Model relationships Dos
- Only 1 ID to One ID. If you have composite keys they need to be merged
- No recursive Relationships (relationships that go back to the same table. the example always used for this is the managerID in the employer table
- the Cardinality is 1 to many. 1 to 1. many to one. (Many to Many needs a specific approach in Power BI)
- Cardinality determines whether it has filter group behavior or summarise behavior
- There can only be one active path (relationship) Between two tables. All your other paths will be inactive (But you can set up DAX to use them)
In this example OrderDateKey is the active relationship because we use this the most and joins to DateKey
ShipdateKey and DueDateKey also join to DateKey in the date table and are inactive.

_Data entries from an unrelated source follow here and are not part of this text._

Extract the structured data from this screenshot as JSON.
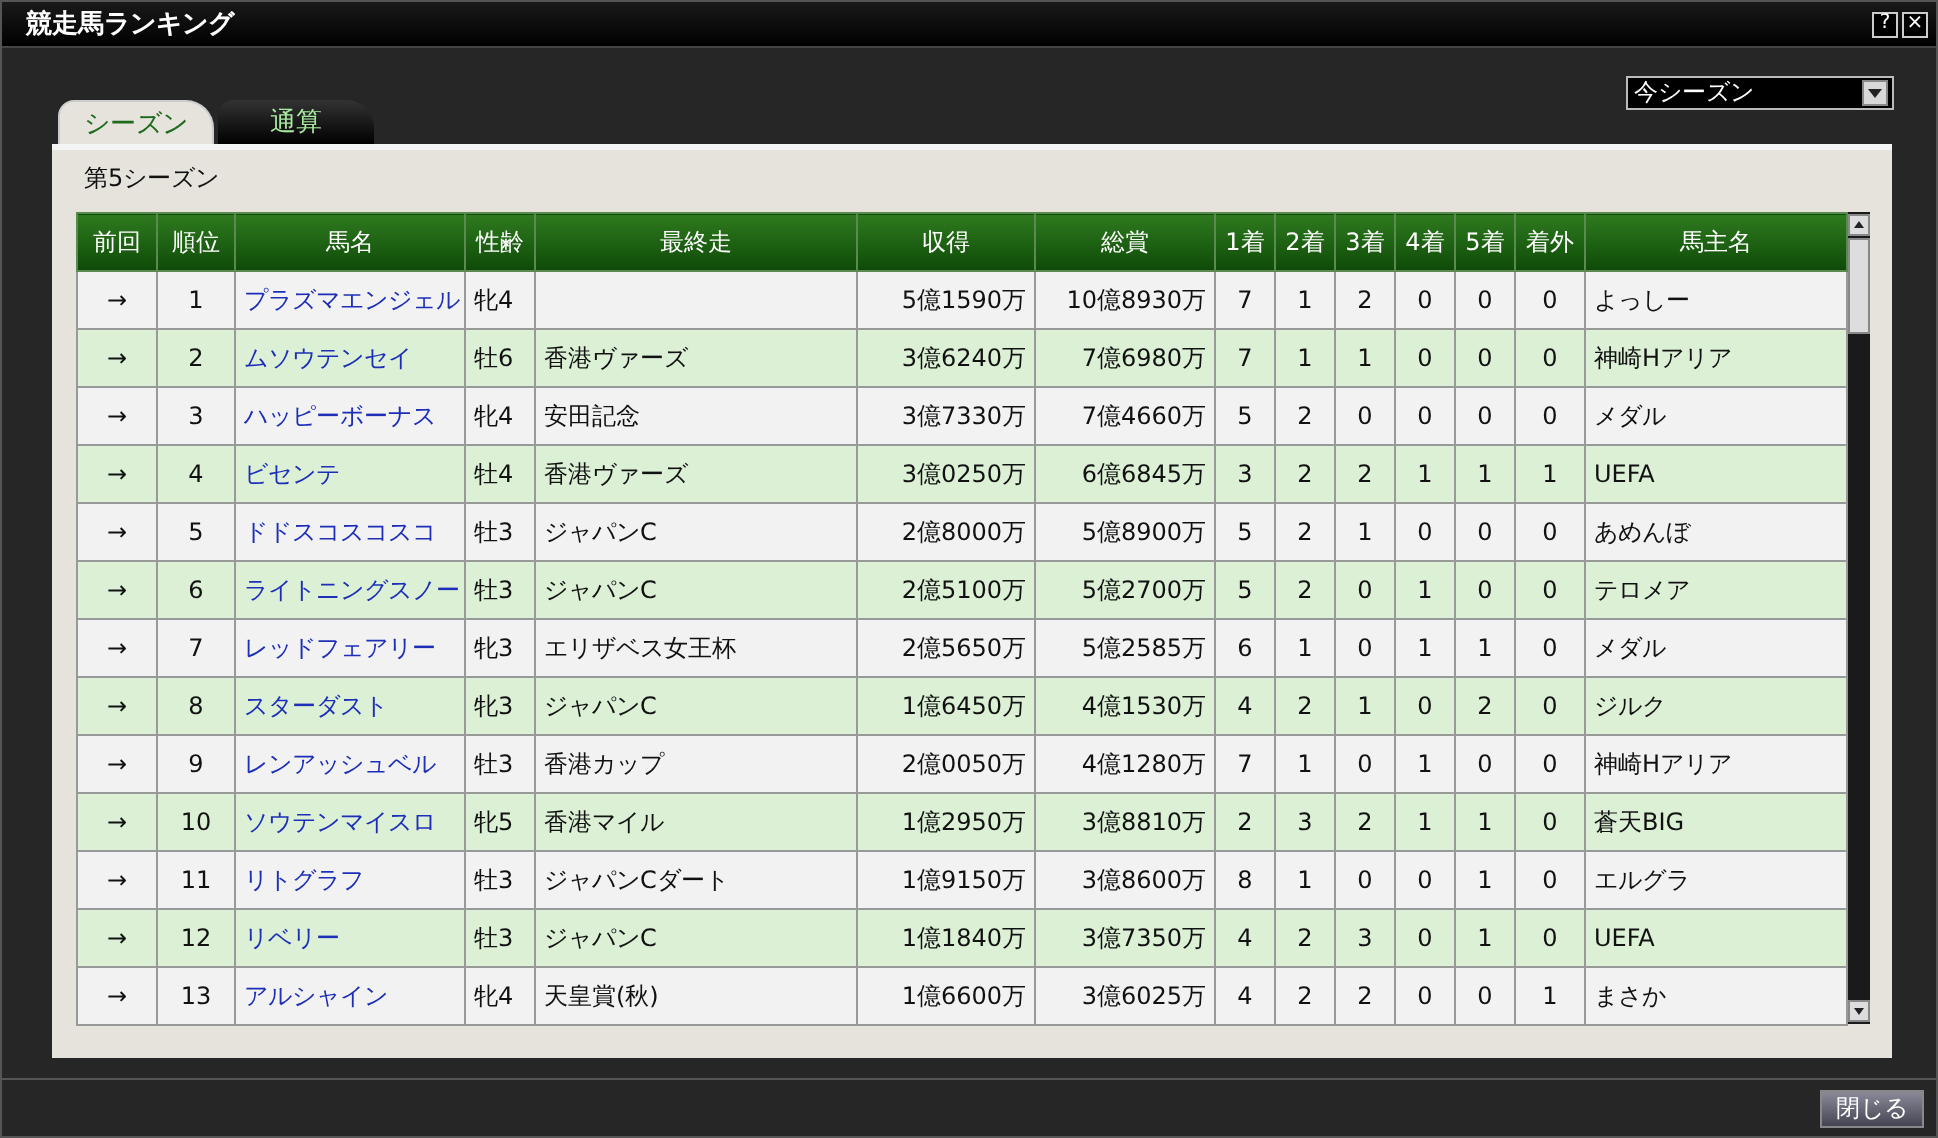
{
  "window": {
    "title": "競走馬ランキング",
    "buttons": [
      "?",
      "×"
    ]
  },
  "tabs": [
    {
      "label": "シーズン",
      "selected": true
    },
    {
      "label": "通算",
      "selected": false
    }
  ],
  "period_dropdown": {
    "value": "今シーズン"
  },
  "caption": "第5シーズン",
  "table": {
    "columns": [
      {
        "label": "前回",
        "kind": "center"
      },
      {
        "label": "順位",
        "kind": "center"
      },
      {
        "label": "馬名",
        "kind": "link"
      },
      {
        "label": "性齢",
        "kind": "left"
      },
      {
        "label": "最終走",
        "kind": "left"
      },
      {
        "label": "収得",
        "kind": "right"
      },
      {
        "label": "総賞",
        "kind": "right"
      },
      {
        "label": "1着",
        "kind": "center"
      },
      {
        "label": "2着",
        "kind": "center"
      },
      {
        "label": "3着",
        "kind": "center"
      },
      {
        "label": "4着",
        "kind": "center"
      },
      {
        "label": "5着",
        "kind": "center"
      },
      {
        "label": "着外",
        "kind": "center"
      },
      {
        "label": "馬主名",
        "kind": "left"
      }
    ],
    "rows": [
      [
        "→",
        "1",
        "プラズマエンジェル",
        "牝4",
        "",
        "5億1590万",
        "10億8930万",
        "7",
        "1",
        "2",
        "0",
        "0",
        "0",
        "よっしー"
      ],
      [
        "→",
        "2",
        "ムソウテンセイ",
        "牡6",
        "香港ヴァーズ",
        "3億6240万",
        "7億6980万",
        "7",
        "1",
        "1",
        "0",
        "0",
        "0",
        "神崎Hアリア"
      ],
      [
        "→",
        "3",
        "ハッピーボーナス",
        "牝4",
        "安田記念",
        "3億7330万",
        "7億4660万",
        "5",
        "2",
        "0",
        "0",
        "0",
        "0",
        "メダル"
      ],
      [
        "→",
        "4",
        "ビセンテ",
        "牡4",
        "香港ヴァーズ",
        "3億0250万",
        "6億6845万",
        "3",
        "2",
        "2",
        "1",
        "1",
        "1",
        "UEFA"
      ],
      [
        "→",
        "5",
        "ドドスコスコスコ",
        "牡3",
        "ジャパンC",
        "2億8000万",
        "5億8900万",
        "5",
        "2",
        "1",
        "0",
        "0",
        "0",
        "あめんぼ"
      ],
      [
        "→",
        "6",
        "ライトニングスノー",
        "牡3",
        "ジャパンC",
        "2億5100万",
        "5億2700万",
        "5",
        "2",
        "0",
        "1",
        "0",
        "0",
        "テロメア"
      ],
      [
        "→",
        "7",
        "レッドフェアリー",
        "牝3",
        "エリザベス女王杯",
        "2億5650万",
        "5億2585万",
        "6",
        "1",
        "0",
        "1",
        "1",
        "0",
        "メダル"
      ],
      [
        "→",
        "8",
        "スターダスト",
        "牝3",
        "ジャパンC",
        "1億6450万",
        "4億1530万",
        "4",
        "2",
        "1",
        "0",
        "2",
        "0",
        "ジルク"
      ],
      [
        "→",
        "9",
        "レンアッシュベル",
        "牡3",
        "香港カップ",
        "2億0050万",
        "4億1280万",
        "7",
        "1",
        "0",
        "1",
        "0",
        "0",
        "神崎Hアリア"
      ],
      [
        "→",
        "10",
        "ソウテンマイスロ",
        "牝5",
        "香港マイル",
        "1億2950万",
        "3億8810万",
        "2",
        "3",
        "2",
        "1",
        "1",
        "0",
        "蒼天BIG"
      ],
      [
        "→",
        "11",
        "リトグラフ",
        "牡3",
        "ジャパンCダート",
        "1億9150万",
        "3億8600万",
        "8",
        "1",
        "0",
        "0",
        "1",
        "0",
        "エルグラ"
      ],
      [
        "→",
        "12",
        "リベリー",
        "牡3",
        "ジャパンC",
        "1億1840万",
        "3億7350万",
        "4",
        "2",
        "3",
        "0",
        "1",
        "0",
        "UEFA"
      ],
      [
        "→",
        "13",
        "アルシャイン",
        "牝4",
        "天皇賞(秋)",
        "1億6600万",
        "3億6025万",
        "4",
        "2",
        "2",
        "0",
        "0",
        "1",
        "まさか"
      ]
    ]
  },
  "close_button": "閉じる"
}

DAX Functions for Relationships to help with modelling decisions
When creating calculated columns you can only include fields from the same table. Unless you use RELATED
For example, I’m adding the column Colour into the SalesOrderDetail table which has a Many to One join to Products •Colour = RELATED(Products[Colour])
RELATED allows you to use data from the one side in the many side of the join
RELATEDTABLE Uses data from the Many side of the Join
TotalSales = SUMX(RELATEDTABLE(SalesOrderDetail),SalesOrderDetail[LineTotal])
Forces you to use a relationship instead of the active relationship
=CALCULATE(SUM(InternetSales[SalesAmount]), USERELATIONSHIP(InternetSales[DueDate], DateTime[Date]))
Modifies the filter direction Disables propagation. You can actually do this in the model by changing the filter to both directions instead of single. OR you can do it for a specific DAX query using CROSSFILTER
Create virtual relationships between tables
TREATAS(VALUES(Dates[Year]),’Unconnected Budged Data'[Year]))
Our Unconnected Budgeted Data is in Year only and its not joined to our main model.
Here we connect up to Year in Date. then we can create a visal with Date from the Date dimension. Total sales from our connected data which is at daily level and Total Budget from our unconnected budgeted data at a different level of granularity.
Naturalise a recursive relationship with the PATH function
Getting your model right and understanding your data sources is the most important thing to get right with Power BI. make sure you don’t have lots of headaches six months into your project. Its better to spend the time now, than having to start again later.